Spotlight's 100% tracer sampler interferes with health checks
Closed this issue · 6 comments
How do you use Sentry?
Self-hosted/on-premise
Version
2.35.0
Steps to Reproduce
I'm writing this in full awareness of XKCD 1172...
In my environment, we are developing our services using a local Kubernetes cluster. The deployment configuration is as close to production deployment as it can be, so that we employ Kubernetes health checks on our services. We are using logging filters and Sentry samplers to filter out requests going to /health from logs and traces.
Now we want to expand our Sentry experience with Spotlight, Apparently, in #4207 a change has been introduced to sample at 100% for everything with Spotlight in development. Maybe our configuration is unadjusted, but in our case, this leads to /health traces overwhelming the Spotlight overlay and also the logs if set to DEBUG.

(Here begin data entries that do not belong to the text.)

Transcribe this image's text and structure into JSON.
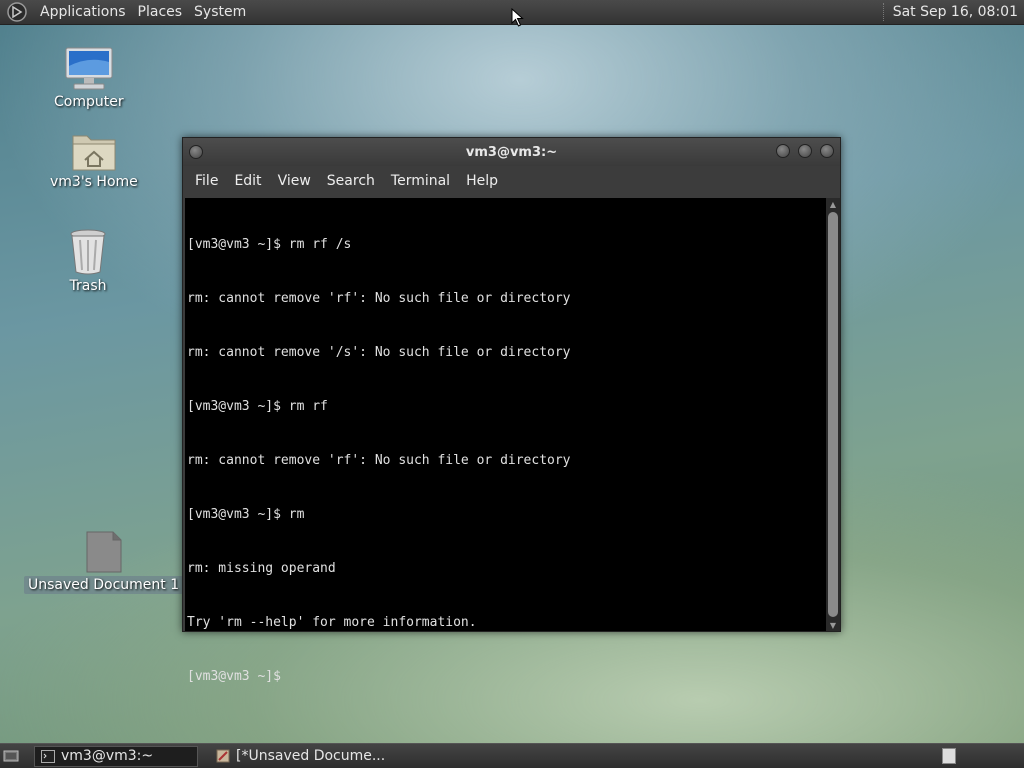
{
  "top_panel": {
    "menus": [
      "Applications",
      "Places",
      "System"
    ],
    "clock": "Sat Sep 16, 08:01"
  },
  "desktop": {
    "icons": [
      {
        "label": "Computer",
        "icon": "computer-icon"
      },
      {
        "label": "vm3's Home",
        "icon": "home-folder-icon"
      },
      {
        "label": "Trash",
        "icon": "trash-icon"
      },
      {
        "label": "Unsaved Document 1",
        "icon": "document-icon"
      }
    ]
  },
  "window": {
    "title": "vm3@vm3:~",
    "menu": [
      "File",
      "Edit",
      "View",
      "Search",
      "Terminal",
      "Help"
    ],
    "terminal_lines": [
      "[vm3@vm3 ~]$ rm rf /s",
      "rm: cannot remove 'rf': No such file or directory",
      "rm: cannot remove '/s': No such file or directory",
      "[vm3@vm3 ~]$ rm rf",
      "rm: cannot remove 'rf': No such file or directory",
      "[vm3@vm3 ~]$ rm",
      "rm: missing operand",
      "Try 'rm --help' for more information.",
      "[vm3@vm3 ~]$"
    ]
  },
  "taskbar": {
    "tasks": [
      {
        "label": "vm3@vm3:~",
        "icon": "terminal-icon",
        "active": true
      },
      {
        "label": "[*Unsaved Docume...",
        "icon": "text-editor-icon",
        "active": false
      }
    ]
  },
  "colors": {
    "panel": "#3a3a3a",
    "terminal_bg": "#000000",
    "terminal_fg": "#e0e0e0"
  }
}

- Add a primitive endpoint to your application
- Add a tracing sampler to your Sentry SDK configuration filtering that endpoint
- Enable
debugon your Sentry SDK - Add Spotlight to the configuration
- Call the endpoint multiple times and observe both logs and overlay getting immer fuller
Expected Result
I expect Spotlight to work exactly like Sentry would, i.e. respecting sampler configuration. It's perfectly possible my expectation is wrong, I'm ready to add code to my services to make it work like I expect it to. From what I can see, it's currently not possible. For example, setting a DSN results in SDK trying to parse it or trying to connect to it, so that a placeholder DSN won't work and I don't want to use a real DSN in development. Leaving the DSN out results in the described behaviour.
Actual Result
Logs and overlay overflow with useless data.
Hi @rassie, thanks a lot for the detailed issue and also using Spotlight :)
I think Spotlight getting overwhelmed should be a separate issue over its own repo: getsentry/spotlight#912 -- feel free to add more details and follow there.
Regarding the sampling rate override, your assumption about Spotlight behaving exactly like Sentry unfortunately does not hold :) Sampling rate only makes sense when you deploy your app in a distributed fashion (in terms of users not necessarily multiple nodes). Locally, if you set to 1% sample rate you'd only get a random 1% of your local transactions which is very unlikely to be helpful. I can offer you 2 workarounds in the meantime:
- Set your DSN to
http://spotlight@localhost:8969/0and don't usespotlight=true. This is an undocumented hack, ref getsentry/spotlight#475 - Add a
before_send_transactionhook and filter out the healthcheck: https://docs.sentry.io/platforms/python/configuration/filtering/#using-before-send-transaction (the example there is also about excluting health checks)
Not closing the issue yet as I'm still open to hearing about arguments against turning up the traces sampling rate automatically when Spotlight is turned on and no DSN exists.
One argument we can make is to not override traces_sampler if it is already set as this can be prod/debug aware and remove the need of before_send_transaction. I can look into that but it would "leak" some logic in our own Sentry setup for instance.
Sampling rate only makes sense when you deploy your app in a distributed fashion (in terms of users not necessarily multiple nodes). Locally, if you set to 1% sample rate you'd only get a random 1% of your local transactions which is very unlikely to be helpful.
I think we can mostly agree on this -- I'm not really using sample rates between 0.0 and 1.0, it's more of an ON/OFF switch for me, OFF for healthchecks, ON for everything else. I'll look into using before_send_transaction, could be a good solution, I don't really care where I filter. In general there might be a middle ground solution like making traces_sampler behave identically in every environment and just clamp the returned values in DEV to 0.0 or 1.0.
@rassie just following up on this to make sure you are not waiting on us to do anything (or if you do, clarify the next step 🙂 )
I'll look into using before_send_transaction, could be a good solution, I don't really care where I filter. In general there might be a middle ground solution like making traces_sampler behave identically in every environment and just clamp the returned values in DEV to 0.0 or 1.0.
Were you able to use before_send_transaction and if yes, was that a good experience?
I'll close this since there's been no response for some time and there's a dedicated Spotlight issue now -- please follow up there.